The other game system had a limit on the amount of (magic/psionic) skills available to choose. It was a hard limit of 3 different disciplines, where one could not start to develop a new one until the previous one had been maxed, which I intended to be a little more flexible with. We used a custom rule then to allow for a character to grow in psionic power and break the 3-power limit. We have a talent system now, which (inspired by the Force Rating talent from Star Wars) can be used to simulate the growth. Hence allowing a character to take more different skills with the aforementioned P.S.L. talent.

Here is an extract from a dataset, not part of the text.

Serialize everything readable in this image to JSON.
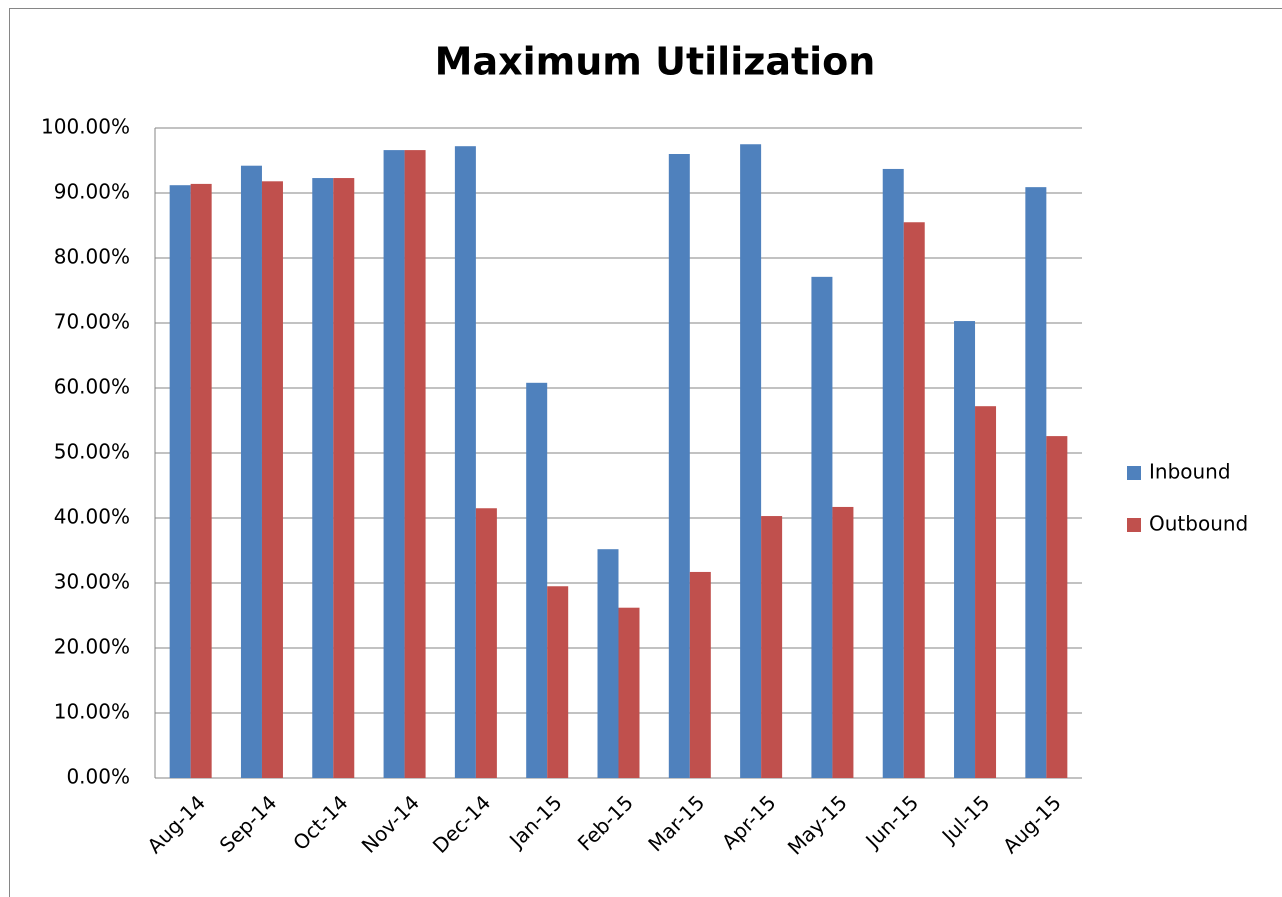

The other system limited powers to three separate disciplines max, and you had to fully develop one before being able to take the next discipline. While clunky, it limited power gaming (theoretically, for I had the fortune of having not a single player that tried to break the system). With the P.S.L. ranked talent I presented as a skill/discipline rank limit, I tried to open more options (such as developing two or three psionic powers at the same time) while still putting down a heavy investment of XP for characters that 'want it all'.

Come to think of it, by limiting the P.S.L. talent to rank 5 (Tier 5), a character couldn't 'get it all', due to the limit on amount of disciplines in the P.S.L. talent.

As such, I didn't simply reskin magic rules, I tried to adapt, within the FFG Dice Pool system with Genesys as its base, the psionics as we (sort of) played them then. Thoughts on that? Does it seem balanced? Is it open to abuse? Is it too much to have more than three skills dedicated to psionics? Will the talent be a problem?

I don't really see the point of the talent. Buying ranks in skills already has a cost, and is therefore already self limiting. The power of spells is limited by the ranks in skills and knowledge, so power is also limited by cost. The talent just makes things more expensive, which may be fine for the balance of your homebrew, but seems clunky. Why not just make magic skills more expensive to buy?

Honestly, having to buy up three or more magic skills is going to be extremely expensive for characters by itself.

Disciplines are covered by talents. Three characters may all have three ranks of Mechanics, but talents are the differentiation between a garage mechanic, a craftsman, and a demolitionist.

I'm playing around with a setting that only needs a single magic skill. To make up for this, spells are split into differentiating categories, and I introduced talents that allow characters to specialize in one category while being deficient in another. Do much the same: Translate your disciplines into different psionic powers, divide the powers among your psionic skills (you may only two of the three suggested, Intellect and Willpower), and create talents that give incentive for favoring a discipline over another.